Why I Teach: Rae Ferguson

Rae Ferguson sitting on a bench outside
Rae Ferguson

Photo credit: Nora Lewis

As a child, Rae Ferguson would spy on spies. Really.

Ferguson grew up on a farm in Wildflecken, Germany, during the Cold War era. She watched East German soldiers building barbed wire fences, and she surreptitiously listened to CIA agents. “My best friend’s father was a spy; sometimes it turned out folks who came to our house for dinner were also spies.”

Listening, intently paying attention, is a skill the associate professor of history works to cultivate in the students who take her African American history classes. “I’ve always been aware that people don’t see each other,” Ferguson says. “I’m not cynical, but I question what it will take to see each other as human beings.”

This extends to the closely examined life of historical figures, Ferguson says. History has a way of myth-making. Historical figures become enshrined, apart from and above the rest of us. “My students come to class thinking of these people as anomalies,” she says.

Not true. Historical figures are, generally, ordinary people who felt called to act, Ferguson argues. “But that wasn’t the only thing that defined their lives, ” she says. “These people weren’t that different from my students’ parents. We’re all struggling to figure out how we fit in. In what ways are we American?”

And so Ferguson steeps her students in videos, poetry, and primary source materials to provide a holistic view of the persons at the center of historic events. She rarely lectures, preferring to involve her students in projects that require introspection. “When we reach the civil rights movement in my intro-level class, I ask them to do some research on different civil rights organizations and choose one that they would have wanted to be involved with then,” Ferguson says. “Then they tell me about it in a short essay and make something creative.”

‘Follow a curiosity about things that are different’

Students have written letters and newsletters, made videos, and created Twitter threads. “And, whether they know it or not, they’ve really captured the way these people spoke and thought about whatever it was they were involved in,” Ferguson says.
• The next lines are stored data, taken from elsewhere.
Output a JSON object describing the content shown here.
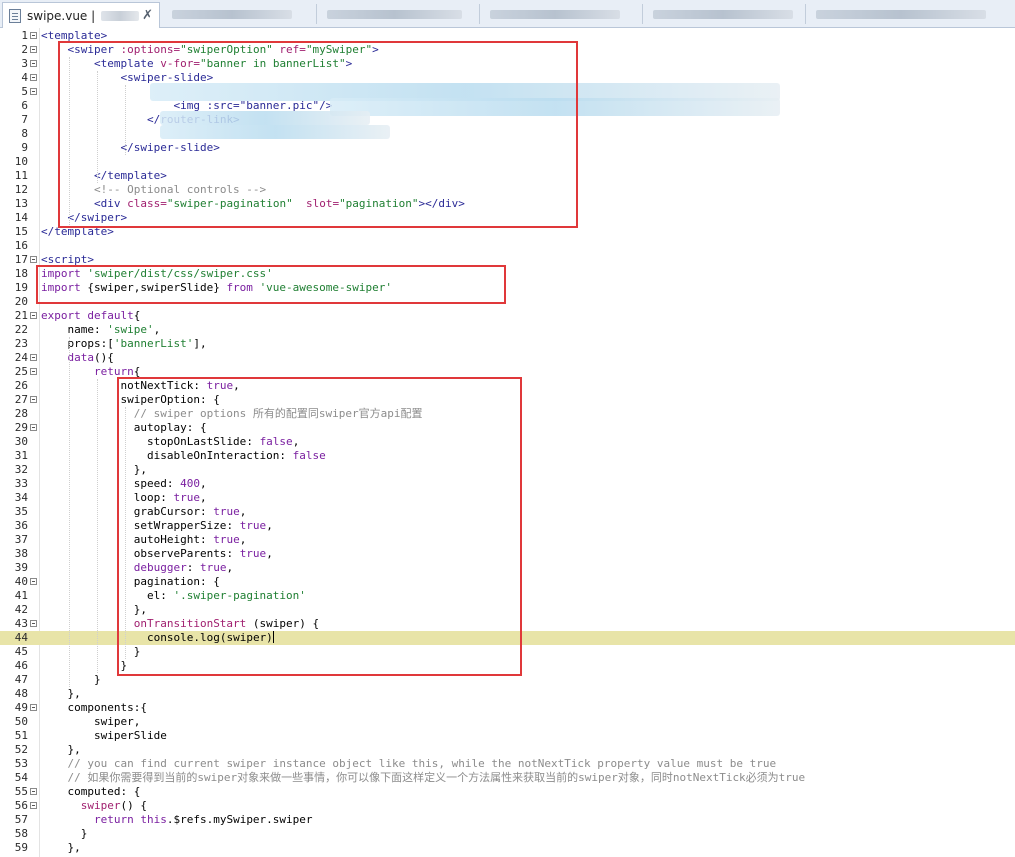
{
  "tab": {
    "filename": "swipe.vue |",
    "close": "✗"
  },
  "colors": {
    "tag": "#2a2a96",
    "attr": "#a01f6f",
    "string": "#1f7f32",
    "keyword": "#7a1fa0",
    "comment": "#8c8c8c",
    "literal": "#7a1fa0",
    "highlight_box": "#e0383a",
    "current_line": "#e8e4a8"
  },
  "lines": [
    {
      "n": "1",
      "fold": true,
      "indent": 0,
      "tokens": [
        {
          "t": "<template>",
          "c": "tag"
        }
      ]
    },
    {
      "n": "2",
      "fold": true,
      "indent": 4,
      "tokens": [
        {
          "t": "<swiper ",
          "c": "tag"
        },
        {
          "t": ":options=",
          "c": "attr"
        },
        {
          "t": "\"swiperOption\"",
          "c": "string"
        },
        {
          "t": " ref=",
          "c": "attr"
        },
        {
          "t": "\"mySwiper\"",
          "c": "string"
        },
        {
          "t": ">",
          "c": "tag"
        }
      ]
    },
    {
      "n": "3",
      "fold": true,
      "indent": 8,
      "tokens": [
        {
          "t": "<template ",
          "c": "tag"
        },
        {
          "t": "v-for=",
          "c": "attr"
        },
        {
          "t": "\"banner in bannerList\"",
          "c": "string"
        },
        {
          "t": ">",
          "c": "tag"
        }
      ]
    },
    {
      "n": "4",
      "fold": true,
      "indent": 12,
      "tokens": [
        {
          "t": "<swiper-slide>",
          "c": "tag"
        }
      ]
    },
    {
      "n": "5",
      "fold": true,
      "indent": 16,
      "tokens": []
    },
    {
      "n": "6",
      "fold": false,
      "indent": 20,
      "tokens": [
        {
          "t": "<img :src=\"banner.pic\"/>",
          "c": "tag"
        }
      ]
    },
    {
      "n": "7",
      "fold": false,
      "indent": 16,
      "tokens": [
        {
          "t": "</router-link>",
          "c": "tag"
        }
      ]
    },
    {
      "n": "8",
      "fold": false,
      "indent": 16,
      "tokens": []
    },
    {
      "n": "9",
      "fold": false,
      "indent": 12,
      "tokens": [
        {
          "t": "</swiper-slide>",
          "c": "tag"
        }
      ]
    },
    {
      "n": "10",
      "fold": false,
      "indent": 0,
      "tokens": []
    },
    {
      "n": "11",
      "fold": false,
      "indent": 8,
      "tokens": [
        {
          "t": "</template>",
          "c": "tag"
        }
      ]
    },
    {
      "n": "12",
      "fold": false,
      "indent": 8,
      "tokens": [
        {
          "t": "<!-- Optional controls -->",
          "c": "comment"
        }
      ]
    },
    {
      "n": "13",
      "fold": false,
      "indent": 8,
      "tokens": [
        {
          "t": "<div ",
          "c": "tag"
        },
        {
          "t": "class=",
          "c": "attr"
        },
        {
          "t": "\"swiper-pagination\"",
          "c": "string"
        },
        {
          "t": "  slot=",
          "c": "attr"
        },
        {
          "t": "\"pagination\"",
          "c": "string"
        },
        {
          "t": "></div>",
          "c": "tag"
        }
      ]
    },
    {
      "n": "14",
      "fold": false,
      "indent": 4,
      "tokens": [
        {
          "t": "</swiper>",
          "c": "tag"
        }
      ]
    },
    {
      "n": "15",
      "fold": false,
      "indent": 0,
      "tokens": [
        {
          "t": "</template>",
          "c": "tag"
        }
      ]
    },
    {
      "n": "16",
      "fold": false,
      "indent": 0,
      "tokens": []
    },
    {
      "n": "17",
      "fold": true,
      "indent": 0,
      "tokens": [
        {
          "t": "<script>",
          "c": "tag"
        }
      ]
    },
    {
      "n": "18",
      "fold": false,
      "indent": 0,
      "tokens": [
        {
          "t": "import ",
          "c": "keyword"
        },
        {
          "t": "'swiper/dist/css/swiper.css'",
          "c": "string"
        }
      ]
    },
    {
      "n": "19",
      "fold": false,
      "indent": 0,
      "tokens": [
        {
          "t": "import ",
          "c": "keyword"
        },
        {
          "t": "{swiper,swiperSlide} ",
          "c": "plain"
        },
        {
          "t": "from ",
          "c": "keyword"
        },
        {
          "t": "'vue-awesome-swiper'",
          "c": "string"
        }
      ]
    },
    {
      "n": "20",
      "fold": false,
      "indent": 0,
      "tokens": []
    },
    {
      "n": "21",
      "fold": true,
      "indent": 0,
      "tokens": [
        {
          "t": "export default",
          "c": "keyword"
        },
        {
          "t": "{",
          "c": "plain"
        }
      ]
    },
    {
      "n": "22",
      "fold": false,
      "indent": 4,
      "tokens": [
        {
          "t": "name",
          "c": "plain"
        },
        {
          "t": ": ",
          "c": "plain"
        },
        {
          "t": "'swipe'",
          "c": "string"
        },
        {
          "t": ",",
          "c": "plain"
        }
      ]
    },
    {
      "n": "23",
      "fold": false,
      "indent": 4,
      "tokens": [
        {
          "t": "props",
          "c": "plain"
        },
        {
          "t": ":[",
          "c": "plain"
        },
        {
          "t": "'bannerList'",
          "c": "string"
        },
        {
          "t": "],",
          "c": "plain"
        }
      ]
    },
    {
      "n": "24",
      "fold": true,
      "indent": 4,
      "tokens": [
        {
          "t": "data",
          "c": "keyword"
        },
        {
          "t": "(){",
          "c": "plain"
        }
      ]
    },
    {
      "n": "25",
      "fold": true,
      "indent": 8,
      "tokens": [
        {
          "t": "return",
          "c": "keyword"
        },
        {
          "t": "{",
          "c": "plain"
        }
      ]
    },
    {
      "n": "26",
      "fold": false,
      "indent": 12,
      "tokens": [
        {
          "t": "notNextTick",
          "c": "plain"
        },
        {
          "t": ": ",
          "c": "plain"
        },
        {
          "t": "true",
          "c": "literal"
        },
        {
          "t": ",",
          "c": "plain"
        }
      ]
    },
    {
      "n": "27",
      "fold": true,
      "indent": 12,
      "tokens": [
        {
          "t": "swiperOption",
          "c": "plain"
        },
        {
          "t": ": {",
          "c": "plain"
        }
      ]
    },
    {
      "n": "28",
      "fold": false,
      "indent": 14,
      "tokens": [
        {
          "t": "// swiper options 所有的配置同swiper官方api配置",
          "c": "comment"
        }
      ]
    },
    {
      "n": "29",
      "fold": true,
      "indent": 14,
      "tokens": [
        {
          "t": "autoplay",
          "c": "plain"
        },
        {
          "t": ": {",
          "c": "plain"
        }
      ]
    },
    {
      "n": "30",
      "fold": false,
      "indent": 16,
      "tokens": [
        {
          "t": "stopOnLastSlide",
          "c": "plain"
        },
        {
          "t": ": ",
          "c": "plain"
        },
        {
          "t": "false",
          "c": "literal"
        },
        {
          "t": ",",
          "c": "plain"
        }
      ]
    },
    {
      "n": "31",
      "fold": false,
      "indent": 16,
      "tokens": [
        {
          "t": "disableOnInteraction",
          "c": "plain"
        },
        {
          "t": ": ",
          "c": "plain"
        },
        {
          "t": "false",
          "c": "literal"
        }
      ]
    },
    {
      "n": "32",
      "fold": false,
      "indent": 14,
      "tokens": [
        {
          "t": "},",
          "c": "plain"
        }
      ]
    },
    {
      "n": "33",
      "fold": false,
      "indent": 14,
      "tokens": [
        {
          "t": "speed",
          "c": "plain"
        },
        {
          "t": ": ",
          "c": "plain"
        },
        {
          "t": "400",
          "c": "literal"
        },
        {
          "t": ",",
          "c": "plain"
        }
      ]
    },
    {
      "n": "34",
      "fold": false,
      "indent": 14,
      "tokens": [
        {
          "t": "loop",
          "c": "plain"
        },
        {
          "t": ": ",
          "c": "plain"
        },
        {
          "t": "true",
          "c": "literal"
        },
        {
          "t": ",",
          "c": "plain"
        }
      ]
    },
    {
      "n": "35",
      "fold": false,
      "indent": 14,
      "tokens": [
        {
          "t": "grabCursor",
          "c": "plain"
        },
        {
          "t": ": ",
          "c": "plain"
        },
        {
          "t": "true",
          "c": "literal"
        },
        {
          "t": ",",
          "c": "plain"
        }
      ]
    },
    {
      "n": "36",
      "fold": false,
      "indent": 14,
      "tokens": [
        {
          "t": "setWrapperSize",
          "c": "plain"
        },
        {
          "t": ": ",
          "c": "plain"
        },
        {
          "t": "true",
          "c": "literal"
        },
        {
          "t": ",",
          "c": "plain"
        }
      ]
    },
    {
      "n": "37",
      "fold": false,
      "indent": 14,
      "tokens": [
        {
          "t": "autoHeight",
          "c": "plain"
        },
        {
          "t": ": ",
          "c": "plain"
        },
        {
          "t": "true",
          "c": "literal"
        },
        {
          "t": ",",
          "c": "plain"
        }
      ]
    },
    {
      "n": "38",
      "fold": false,
      "indent": 14,
      "tokens": [
        {
          "t": "observeParents",
          "c": "plain"
        },
        {
          "t": ": ",
          "c": "plain"
        },
        {
          "t": "true",
          "c": "literal"
        },
        {
          "t": ",",
          "c": "plain"
        }
      ]
    },
    {
      "n": "39",
      "fold": false,
      "indent": 14,
      "tokens": [
        {
          "t": "debugger",
          "c": "keyword"
        },
        {
          "t": ": ",
          "c": "plain"
        },
        {
          "t": "true",
          "c": "literal"
        },
        {
          "t": ",",
          "c": "plain"
        }
      ]
    },
    {
      "n": "40",
      "fold": true,
      "indent": 14,
      "tokens": [
        {
          "t": "pagination",
          "c": "plain"
        },
        {
          "t": ": {",
          "c": "plain"
        }
      ]
    },
    {
      "n": "41",
      "fold": false,
      "indent": 16,
      "tokens": [
        {
          "t": "el",
          "c": "plain"
        },
        {
          "t": ": ",
          "c": "plain"
        },
        {
          "t": "'.swiper-pagination'",
          "c": "string"
        }
      ]
    },
    {
      "n": "42",
      "fold": false,
      "indent": 14,
      "tokens": [
        {
          "t": "},",
          "c": "plain"
        }
      ]
    },
    {
      "n": "43",
      "fold": true,
      "indent": 14,
      "tokens": [
        {
          "t": "onTransitionStart",
          "c": "attr"
        },
        {
          "t": " (swiper) {",
          "c": "plain"
        }
      ]
    },
    {
      "n": "44",
      "fold": false,
      "indent": 16,
      "current": true,
      "tokens": [
        {
          "t": "console",
          "c": "plain"
        },
        {
          "t": ".",
          "c": "plain"
        },
        {
          "t": "log",
          "c": "plain"
        },
        {
          "t": "(swiper)",
          "c": "plain"
        }
      ]
    },
    {
      "n": "45",
      "fold": false,
      "indent": 14,
      "tokens": [
        {
          "t": "}",
          "c": "plain"
        }
      ]
    },
    {
      "n": "46",
      "fold": false,
      "indent": 12,
      "tokens": [
        {
          "t": "}",
          "c": "plain"
        }
      ]
    },
    {
      "n": "47",
      "fold": false,
      "indent": 8,
      "tokens": [
        {
          "t": "}",
          "c": "plain"
        }
      ]
    },
    {
      "n": "48",
      "fold": false,
      "indent": 4,
      "tokens": [
        {
          "t": "},",
          "c": "plain"
        }
      ]
    },
    {
      "n": "49",
      "fold": true,
      "indent": 4,
      "tokens": [
        {
          "t": "components",
          "c": "plain"
        },
        {
          "t": ":{",
          "c": "plain"
        }
      ]
    },
    {
      "n": "50",
      "fold": false,
      "indent": 8,
      "tokens": [
        {
          "t": "swiper,",
          "c": "plain"
        }
      ]
    },
    {
      "n": "51",
      "fold": false,
      "indent": 8,
      "tokens": [
        {
          "t": "swiperSlide",
          "c": "plain"
        }
      ]
    },
    {
      "n": "52",
      "fold": false,
      "indent": 4,
      "tokens": [
        {
          "t": "},",
          "c": "plain"
        }
      ]
    },
    {
      "n": "53",
      "fold": false,
      "indent": 4,
      "tokens": [
        {
          "t": "// you can find current swiper instance object like this, while the notNextTick property value must be true",
          "c": "comment"
        }
      ]
    },
    {
      "n": "54",
      "fold": false,
      "indent": 4,
      "tokens": [
        {
          "t": "// 如果你需要得到当前的swiper对象来做一些事情，你可以像下面这样定义一个方法属性来获取当前的swiper对象，同时notNextTick必须为true",
          "c": "comment"
        }
      ]
    },
    {
      "n": "55",
      "fold": true,
      "indent": 4,
      "tokens": [
        {
          "t": "computed",
          "c": "plain"
        },
        {
          "t": ": {",
          "c": "plain"
        }
      ]
    },
    {
      "n": "56",
      "fold": true,
      "indent": 6,
      "tokens": [
        {
          "t": "swiper",
          "c": "attr"
        },
        {
          "t": "() {",
          "c": "plain"
        }
      ]
    },
    {
      "n": "57",
      "fold": false,
      "indent": 8,
      "tokens": [
        {
          "t": "return ",
          "c": "keyword"
        },
        {
          "t": "this",
          "c": "keyword"
        },
        {
          "t": ".$refs.mySwiper.swiper",
          "c": "plain"
        }
      ]
    },
    {
      "n": "58",
      "fold": false,
      "indent": 6,
      "tokens": [
        {
          "t": "}",
          "c": "plain"
        }
      ]
    },
    {
      "n": "59",
      "fold": false,
      "indent": 4,
      "tokens": [
        {
          "t": "},",
          "c": "plain"
        }
      ]
    }
  ]
}
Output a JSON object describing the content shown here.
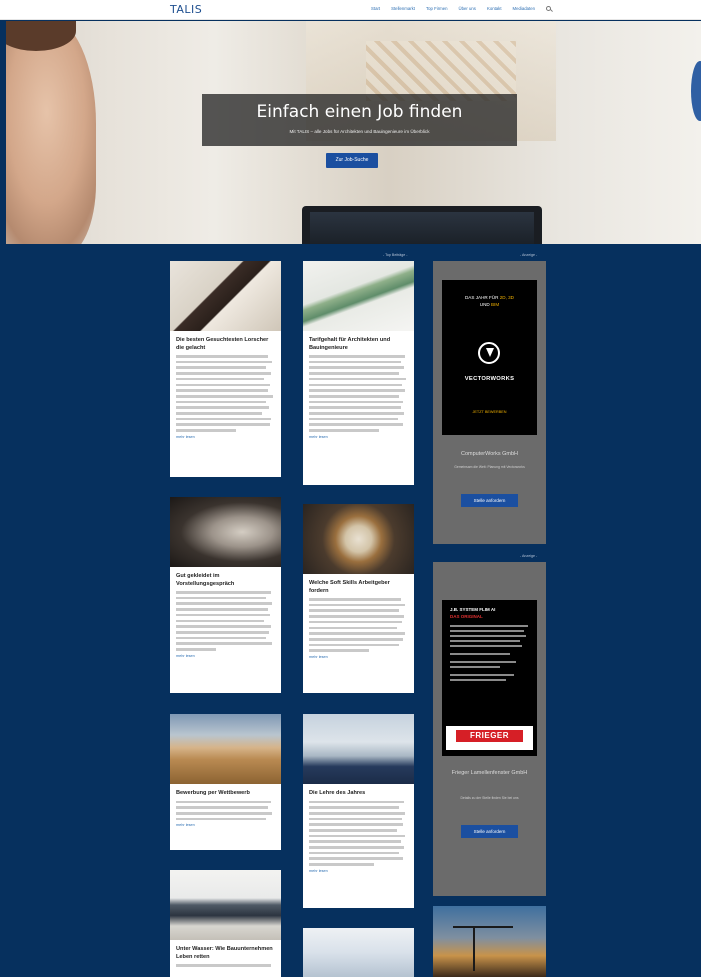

What Ferguson is asking of her students is what she is demanding of herself. She is working on a memoir of growing up in Cold War Europe.

Ferguson believes that citizenship is viewing oneself as an actor in history rather than an observer of it. “I want my students to see themselves as part of a historical thread that’s always moving, always changing. In class, I talk a lot about my life and the lives of people I know in particular historical moments. Personal stories make students sit up and listen.

“I want them to really look at stuff, to be open to noticing something. Be more self-aware,” Ferguson says. “Be always reading or looking.

“Follow a curiosity about things that are different.”